The End of Quantitative Easing and Gold

Friday, July 6, 2018
By Paul Martin

By: Arkadiusz Sieron
GoldSeek.com
Friday, 6 July 2018

June was hot for the central banks. The Federal Reserve lifted the federal funds rate for the second time this year, while the European Central Bank announced that it would end its bond purchase program by the end of 2018. It would mean another step towards normalization of the crisis-era monetary policy, which would end quantitative easing on both sides of the Atlantic Ocean. What do these important developments imply for the gold market?

On June the 13th, the Fed raised interest rates for another 25 basis points. It was the second hike in 2018 and the seventh in this tightening cycle. The move was widely expected, so it did not shake the markets. However, the Fed’s statement was more hawkish than anticipated, as the U.S. central bank suggested two more rate hikes this year.

The next day, on June the 14th, the ECB released its timid monetary policy statement, followed by Draghi’s press conference, which contrasted with the Fed’s decisively hawkish stance. It was interpreted as dovish, because it stated that the quantitative easing program would end only at the end of the year. Moreover, the ECB promised that there will be no hikes in interest rates at least through to the summer of 2019. Thus, Draghi announced the end of the asset purchase program, but with a dovish flavor.

Indeed, the Governing Council downgraded its Eurozone growth forecast from 2.4 percent previously to 2.1 percent, emphasizing the rising risks to the outlook. “This decision has been taken in the presence of a strong economy with increasing uncertainty”, said Draghi.

However, somewhat counterintuitively, gold gained in the immediate response to the Fed’s hawkish announcement and the ECB’s dovish meeting. In a sense, it shouldn’t be surprising at all, as “sell the rumor, buy the fact” used to be dominant strategy during this tightening cycle: the yellow metal weakened prior to the Fed’s meetings, but rallied afterwards.

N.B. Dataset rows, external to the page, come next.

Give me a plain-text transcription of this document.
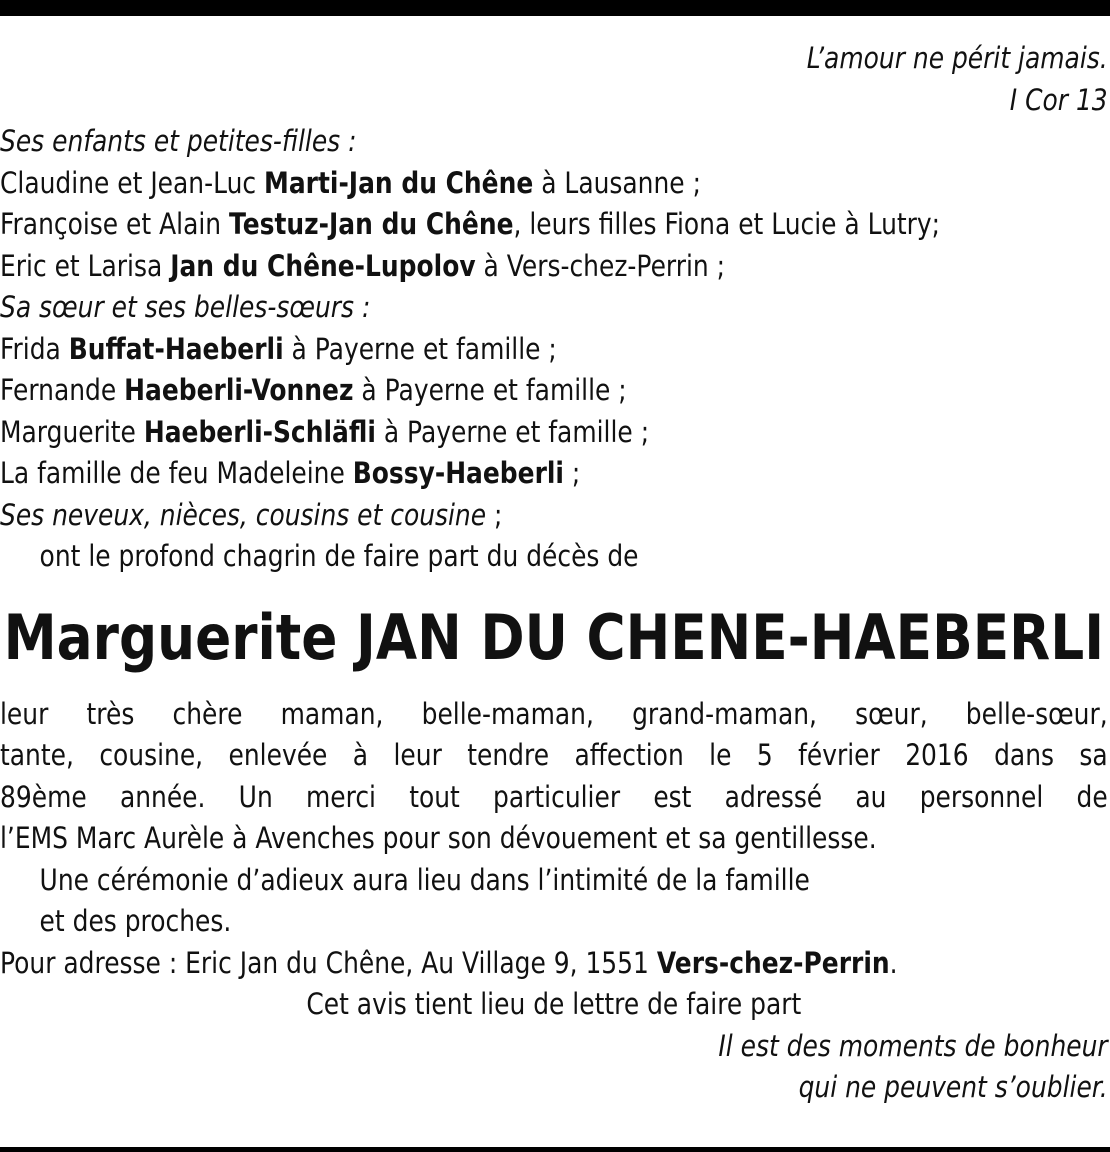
L’amour ne périt jamais.

I Cor 13

Ses enfants et petites-filles :

Claudine et Jean-Luc Marti-Jan du Chêne à Lausanne ;

Françoise et Alain Testuz-Jan du Chêne, leurs filles Fiona et Lucie à Lutry;

Eric et Larisa Jan du Chêne-Lupolov à Vers-chez-Perrin ;

Sa sœur et ses belles-sœurs :

Frida Buffat-Haeberli à Payerne et famille ;

Fernande Haeberli-Vonnez à Payerne et famille ;

Marguerite Haeberli-Schläfli à Payerne et famille ;

La famille de feu Madeleine Bossy-Haeberli ;

Ses neveux, nièces, cousins et cousine ;

ont le profond chagrin de faire part du décès de

Marguerite JAN DU CHENE-HAEBERLI

leur très chère maman, belle-maman, grand-maman, sœur, belle-sœur,

tante, cousine, enlevée à leur tendre affection le 5 février 2016 dans sa

89ème année. Un merci tout particulier est adressé au personnel de

l’EMS Marc Aurèle à Avenches pour son dévouement et sa gentillesse.

Une cérémonie d’adieux aura lieu dans l’intimité de la famille

et des proches.

Pour adresse : Eric Jan du Chêne, Au Village 9, 1551 Vers-chez-Perrin.

Cet avis tient lieu de lettre de faire part

Il est des moments de bonheur

qui ne peuvent s’oublier.
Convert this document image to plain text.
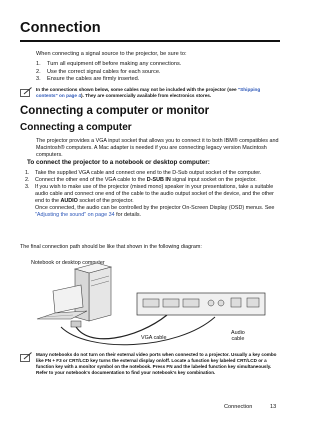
Connection
When connecting a signal source to the projector, be sure to:
1.	Turn all equipment off before making any connections.
2.	Use the correct signal cables for each source.
3.	Ensure the cables are firmly inserted.
In the connections shown below, some cables may not be included with the projector (see "Shipping contents" on page 4). They are commercially available from electronics stores.
Connecting a computer or monitor
Connecting a computer
The projector provides a VGA input socket that allows you to connect it to both IBM® compatibles and Macintosh® computers. A Mac adapter is needed if you are connecting legacy version Macintosh computers.
To connect the projector to a notebook or desktop computer:
1.	Take the supplied VGA cable and connect one end to the D-Sub output socket of the computer.
2.	Connect the other end of the VGA cable to the D-SUB IN signal input socket on the projector.
3.	If you wish to make use of the projector (mixed mono) speaker in your presentations, take a suitable audio cable and connect one end of the cable to the audio output socket of the device, and the other end to the AUDIO socket of the projector.
Once connected, the audio can be controlled by the projector On-Screen Display (OSD) menus. See "Adjusting the sound" on page 34 for details.
The final connection path should be like that shown in the following diagram:
Notebook or desktop computer
VGA cable
Audio
cable
Many notebooks do not turn on their external video ports when connected to a projector. Usually a key combo like FN + F3 or CRT/LCD key turns the external display on/off. Locate a function key labeled CRT/LCD or a function key with a monitor symbol on the notebook. Press FN and the labeled function key simultaneously. Refer to your notebook's documentation to find your notebook's key combination.
Connection	13
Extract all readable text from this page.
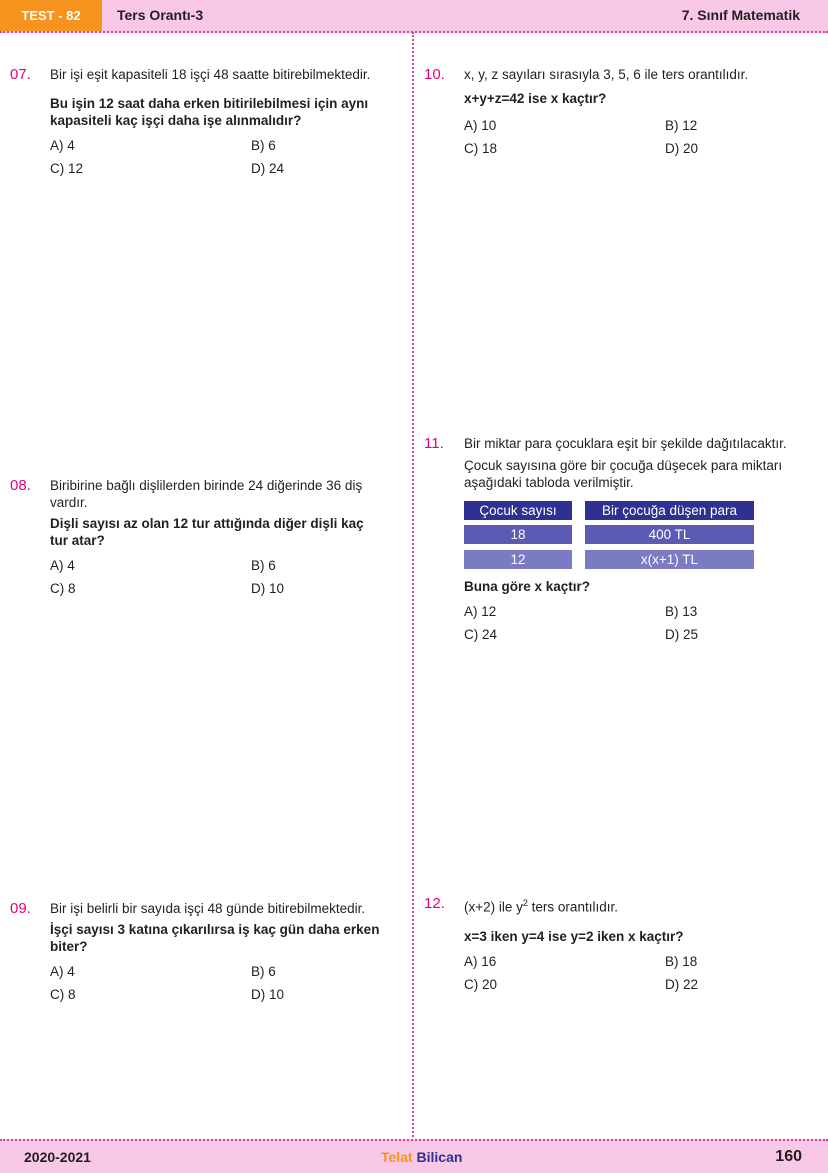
TEST - 82	Ters Orantı-3	7. Sınıf Matematik
07. Bir işi eşit kapasiteli 18 işçi 48 saatte bitirebilmektedir.

Bu işin 12 saat daha erken bitirilebilmesi için aynı kapasiteli kaç işçi daha işe alınmalıdır?

A) 4	B) 6
C) 12	D) 24
08. Biribirine bağlı dişlilerden birinde 24 diğerinde 36 diş vardır.

Dişli sayısı az olan 12 tur attığında diğer dişli kaç tur atar?

A) 4	B) 6
C) 8	D) 10
09. Bir işi belirli bir sayıda işçi 48 günde bitirebilmektedir.

İşçi sayısı 3 katına çıkarılırsa iş kaç gün daha erken biter?

A) 4	B) 6
C) 8	D) 10
10. x, y, z sayıları sırasıyla 3, 5, 6 ile ters orantılıdır.

x+y+z=42 ise x kaçtır?

A) 10	B) 12
C) 18	D) 20
11. Bir miktar para çocuklara eşit bir şekilde dağıtılacaktır.

Çocuk sayısına göre bir çocuğa düşecek para miktarı aşağıdaki tabloda verilmiştir.

Çocuk sayısı	Bir çocuğa düşen para
18	400 TL
12	x(x+1) TL

Buna göre x kaçtır?

A) 12	B) 13
C) 24	D) 25
12. (x+2) ile $y^2$ ters orantılıdır.

x=3 iken y=4 ise y=2 iken x kaçtır?

A) 16	B) 18
C) 20	D) 22
2020-2021	Telat Bilican	160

But the fact that gold prices were able to rise for a while amid the surge in the greenback is significant and requires a more detailed examination. We offer two points about this unusual development. First, the ECB’s stance is actually not as dovish as some analysts interpret it. Why? Remember the Fed’s tapering? The U.S. central bank announced it in December 2013, not providing any specific ending. In contrast, the ECB put a specific end-date on its stimulus, which could be considered a more decisive step compared to Fed. Moreover, Draghi downplayed the turmoil in Italy, although some analysts forecasted that turbulence on the Apennine Peninsula could force the ECB to adopt a more cautious approach. But it didn’t happen. Draghi said that “contagion was not significant, if any, if at all, so it was a pretty local episode and so we haven’t seen the redenomination risk.”

Second, it might be the case that the well-established negative correlation between the greenback and the shiny metal has somewhat weakened, allowing gold to stay afloat or even climb amid strengthening dollar. Let’s look at the chart below, which paints the gold prices and the broad dollar index. As one can see, the dynamic of one asset looked like the mirror image of the other until May – but then something happened and the correlation has weakened since.